Antes de gastar com a reforma, alguns documentos precisam ser comparados
O primeiro passo seria separar a regularização da construção do projeto de reforma. Começar novas intervenções sem descobrir a situação dos 70 m² existentes pode ampliar a dificuldade documental e tornar mais complexo identificar o que já existia antes da aquisição.
- obter uma matrícula atualizada do imóvel;
- conferir o edital e todos os documentos da arrematação;
- buscar na prefeitura a planta, o projeto aprovado e eventuais licenças;
- comparar a documentação com um levantamento técnico da área efetivamente construída;
- consultar o cartório sobre os documentos necessários para eventual averbação.
Com essas informações, um arquiteto ou engenheiro pode avaliar a situação física e urbanística, enquanto um profissional jurídico pode analisar o procedimento de aquisição e verificar se existe alguma medida possível contra o responsável pela alienação.
Marcos e Juliana fazem parte de uma história fictícia
Marcos e Juliana são personagens fictícios, e a arrematação por R$ 310 mil, assim como a descoberta dos 70 m² não registrados, foi criada apenas para ilustrar um tipo de problema que pode aparecer na compra de imóveis.
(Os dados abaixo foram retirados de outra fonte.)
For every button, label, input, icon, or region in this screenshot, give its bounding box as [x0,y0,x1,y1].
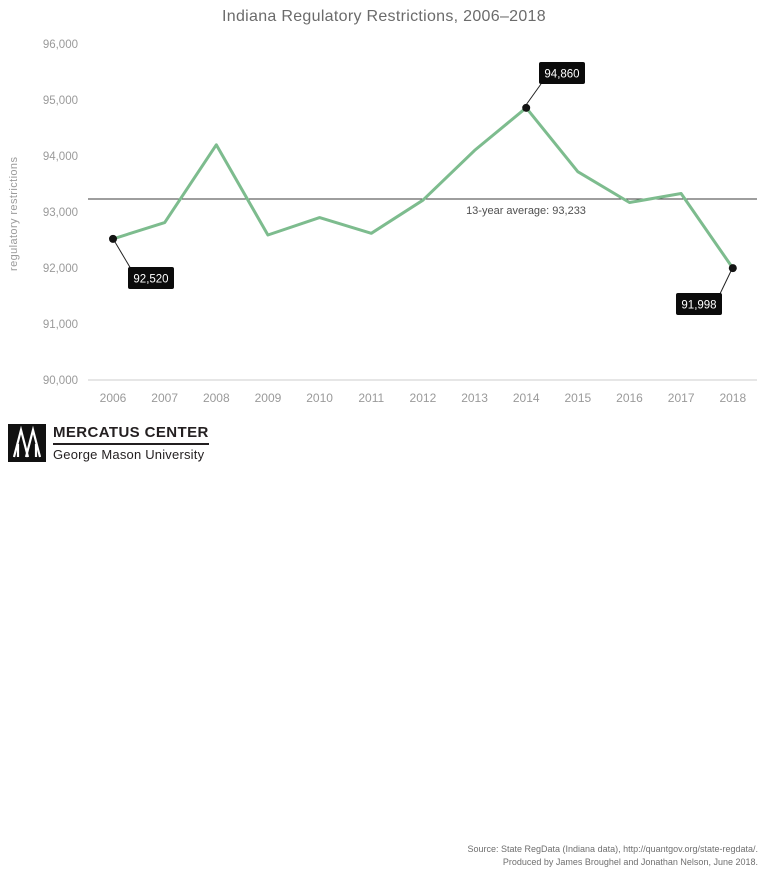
x-tick-label: 2012 [410,391,437,405]
y-tick-label: 95,000 [43,95,78,107]
source-line-2: Produced by James Broughel and Jonathan … [502,857,758,867]
source-line-1: Source: State RegData (Indiana data), ht… [467,844,758,854]
annotation-box [539,62,585,84]
y-tick-label: 93,000 [43,207,78,219]
source-note: Source: State RegData (Indiana data), ht… [467,843,758,869]
annotation-box [676,293,722,315]
x-tick-label: 2015 [564,391,591,405]
data-point-marker [728,264,737,273]
x-tick-label: 2009 [255,391,282,405]
x-tick-label: 2008 [203,391,230,405]
data-point-marker [109,234,117,243]
mercatus-logo-icon [8,424,46,462]
y-tick-label: 96,000 [43,39,78,51]
annotation-value: 94,860 [544,69,579,81]
chart-title: Indiana Regulatory Restrictions, 2006–20… [222,8,546,25]
line-chart: 96,000 95,000 94,000 93,000 92,000 91,000 90,0… [43,39,757,405]
brand-name: MERCATUS CENTER [53,424,209,445]
x-tick-label: 2016 [616,391,643,405]
x-tick-label: 2007 [151,391,178,405]
x-tick-label: 2013 [461,391,488,405]
annotation-box [128,267,174,289]
y-tick-label: 90,000 [43,375,78,387]
data-line [111,106,735,270]
average-label: 13-year average: 93,233 [466,205,586,217]
y-tick-label: 94,000 [43,151,78,163]
x-tick-label: 2010 [306,391,333,405]
y-tick-label: 92,000 [43,263,78,275]
brand-subtitle: George Mason University [53,447,205,462]
y-tick-label: 91,000 [43,319,78,331]
x-tick-label: 2006 [100,391,127,405]
annotation-value: 92,520 [133,274,168,286]
footer: MERCATUS CENTER George Mason University … [0,418,768,867]
x-tick-label: 2018 [719,391,746,405]
annotation-leader [525,83,542,106]
annotation-leader [114,241,132,270]
data-point-marker [522,103,531,112]
x-tick-label: 2017 [668,391,695,405]
chart-canvas: Indiana Regulatory Restrictions, 2006–20… [0,8,768,867]
annotation-value: 91,998 [681,300,716,312]
x-tick-label: 2011 [358,391,384,405]
x-tick-label: 2014 [513,391,540,405]
brand-block: MERCATUS CENTER George Mason University [8,424,209,462]
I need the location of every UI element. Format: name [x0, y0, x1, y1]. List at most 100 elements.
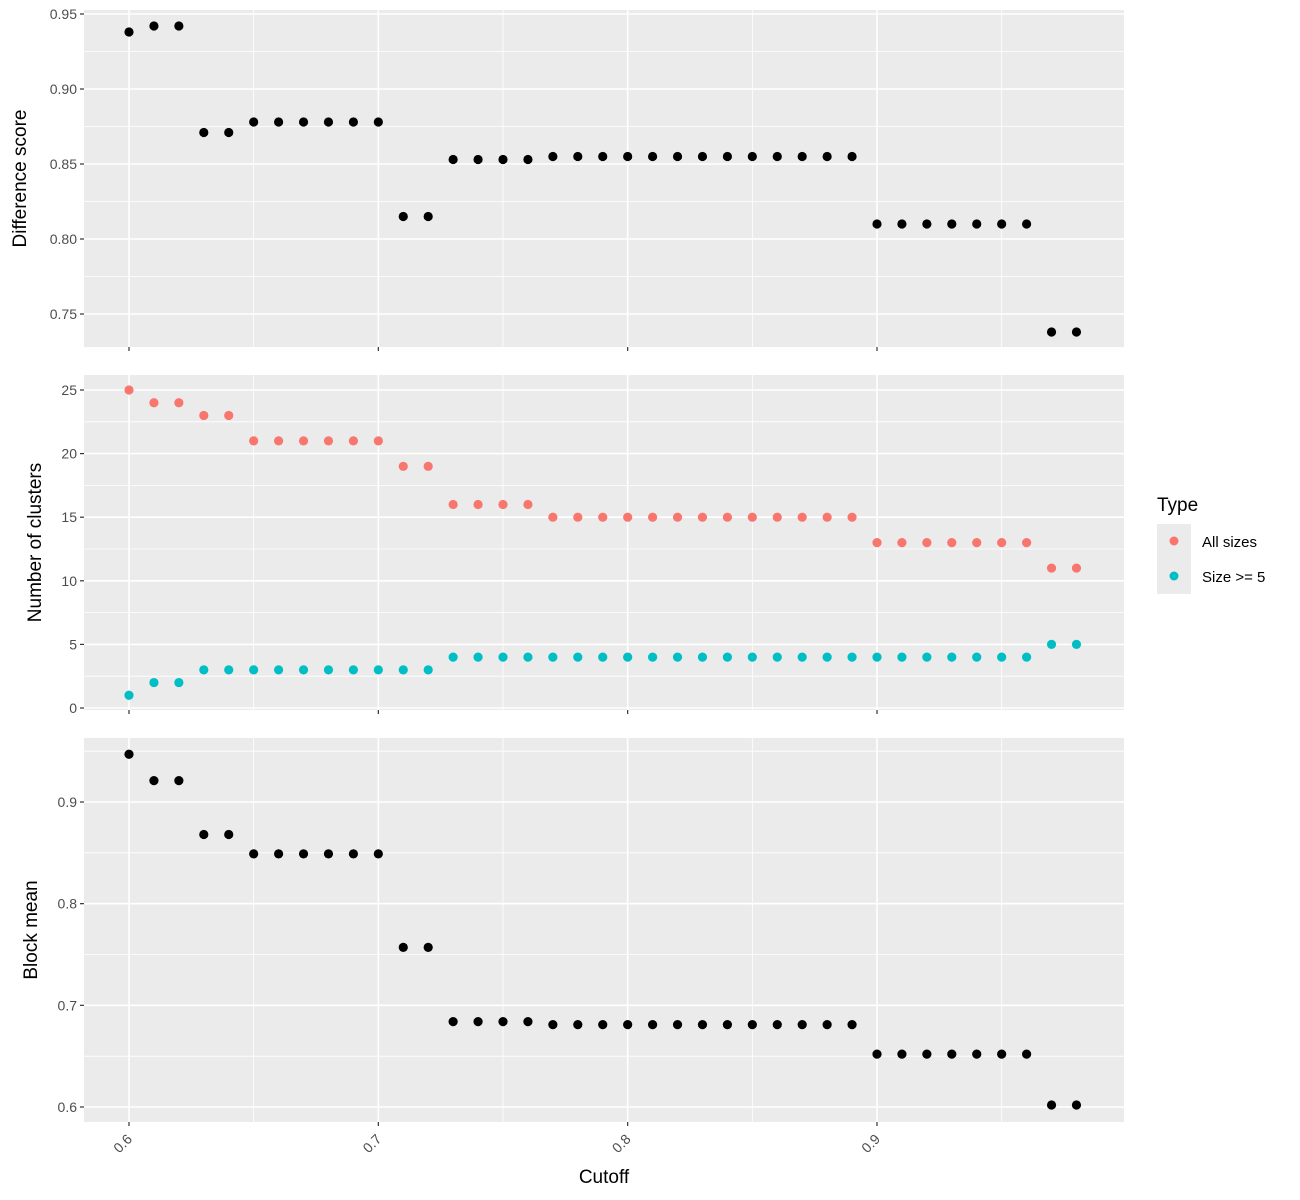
data-point	[697, 151, 708, 162]
data-point	[323, 436, 334, 446]
data-point	[1022, 1049, 1032, 1059]
data-point	[149, 677, 159, 688]
data-point	[448, 154, 458, 165]
data-point	[897, 219, 907, 229]
data-point	[822, 652, 832, 662]
data-point	[249, 849, 259, 859]
y-tick-label: 5	[69, 636, 77, 652]
data-point	[747, 1020, 757, 1030]
y-tick-label: 0.7	[58, 997, 78, 1013]
data-point	[498, 1017, 508, 1027]
data-point	[423, 942, 433, 952]
data-point	[847, 652, 857, 662]
series	[124, 385, 1082, 573]
data-point	[897, 652, 907, 662]
data-point	[348, 849, 358, 859]
data-point	[174, 776, 184, 786]
data-point	[348, 665, 358, 675]
y-tick-label: 0.80	[50, 231, 77, 247]
data-point	[573, 151, 583, 162]
data-point	[523, 154, 533, 165]
data-point	[523, 499, 533, 510]
data-point	[598, 1020, 608, 1030]
data-point	[149, 21, 159, 31]
data-point	[947, 1049, 957, 1059]
data-point	[423, 211, 433, 222]
panel-1: 0.75 0.80 0.85 0.90 0.95 Difference score	[10, 6, 1124, 351]
data-point	[224, 665, 234, 675]
data-point	[1046, 327, 1057, 337]
data-point	[797, 512, 807, 522]
series	[124, 639, 1082, 700]
data-point	[498, 652, 508, 662]
x-tick-label: 0.9	[858, 1131, 883, 1156]
data-point	[1071, 563, 1082, 573]
panel-background	[84, 10, 1124, 347]
legend-label-all-sizes: All sizes	[1202, 534, 1257, 551]
data-point	[997, 1049, 1007, 1059]
data-point	[149, 398, 159, 408]
data-point	[747, 652, 757, 662]
data-point	[398, 461, 408, 471]
data-point	[648, 652, 658, 662]
data-point	[722, 512, 733, 522]
data-point	[797, 652, 807, 662]
data-point	[274, 117, 284, 127]
data-point	[523, 1017, 533, 1027]
data-point	[124, 690, 134, 700]
legend-label-size-5: Size >= 5	[1202, 569, 1265, 586]
y-axis-title: Block mean	[21, 880, 42, 979]
data-point	[672, 1020, 683, 1030]
data-point	[997, 538, 1007, 548]
data-point	[1022, 219, 1032, 229]
data-point	[1071, 327, 1082, 337]
data-point	[373, 117, 383, 127]
data-point	[922, 219, 932, 229]
data-point	[373, 849, 383, 859]
panel-3: 0.6 0.7 0.8 0.9 Block mean 0.6 0.7 0.8 0.9	[21, 738, 1124, 1156]
data-point	[623, 512, 633, 522]
y-axis-title: Difference score	[10, 110, 31, 248]
y-tick-label: 0.9	[58, 794, 78, 810]
data-point	[772, 512, 782, 522]
data-point	[573, 512, 583, 522]
data-point	[498, 154, 508, 165]
data-point	[548, 1020, 558, 1030]
data-point	[298, 117, 309, 127]
data-point	[298, 665, 309, 675]
data-point	[174, 677, 184, 688]
chart-panels: 0.75 0.80 0.85 0.90 0.95 Difference score 0 5 10…	[10, 6, 1124, 1156]
data-point	[847, 1020, 857, 1030]
data-point	[573, 1020, 583, 1030]
data-point	[174, 398, 184, 408]
data-point	[972, 652, 982, 662]
data-point	[124, 385, 134, 395]
data-point	[448, 499, 458, 510]
data-point	[124, 749, 134, 759]
data-point	[623, 652, 633, 662]
data-point	[548, 652, 558, 662]
data-point	[1046, 1100, 1057, 1110]
legend-title: Type	[1157, 495, 1198, 516]
y-tick-label: 0.6	[58, 1099, 78, 1115]
data-point	[1071, 1100, 1082, 1110]
data-point	[398, 942, 408, 952]
data-point	[897, 538, 907, 548]
legend-key-bg	[1157, 524, 1191, 594]
data-point	[249, 436, 259, 446]
y-tick-label: 20	[61, 446, 77, 462]
legend: Type All sizes Size >= 5	[1157, 495, 1265, 594]
data-point	[997, 219, 1007, 229]
data-point	[448, 652, 458, 662]
data-point	[298, 849, 309, 859]
data-point	[1022, 538, 1032, 548]
data-point	[797, 151, 807, 162]
data-point	[398, 211, 408, 222]
data-point	[822, 512, 832, 522]
data-point	[872, 538, 882, 548]
series	[124, 21, 1082, 337]
data-point	[473, 1017, 483, 1027]
data-point	[922, 652, 932, 662]
data-point	[972, 538, 982, 548]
O contexto não descreve um processo, casal ou propriedade real e não substitui a análise individual de documentos.
Em uma situação verdadeira, é necessário verificar a origem da arrematação, o edital, a matrícula, os registros municipais, a data da construção e as regras locais antes de definir quem deverá pagar pela regularização. A divergência pode representar desde uma averbação pendente até um problema urbanístico mais complexo, e essa diferença deve ser esclarecida antes de contratar financiamento ou comprometer mais dinheiro com a reforma.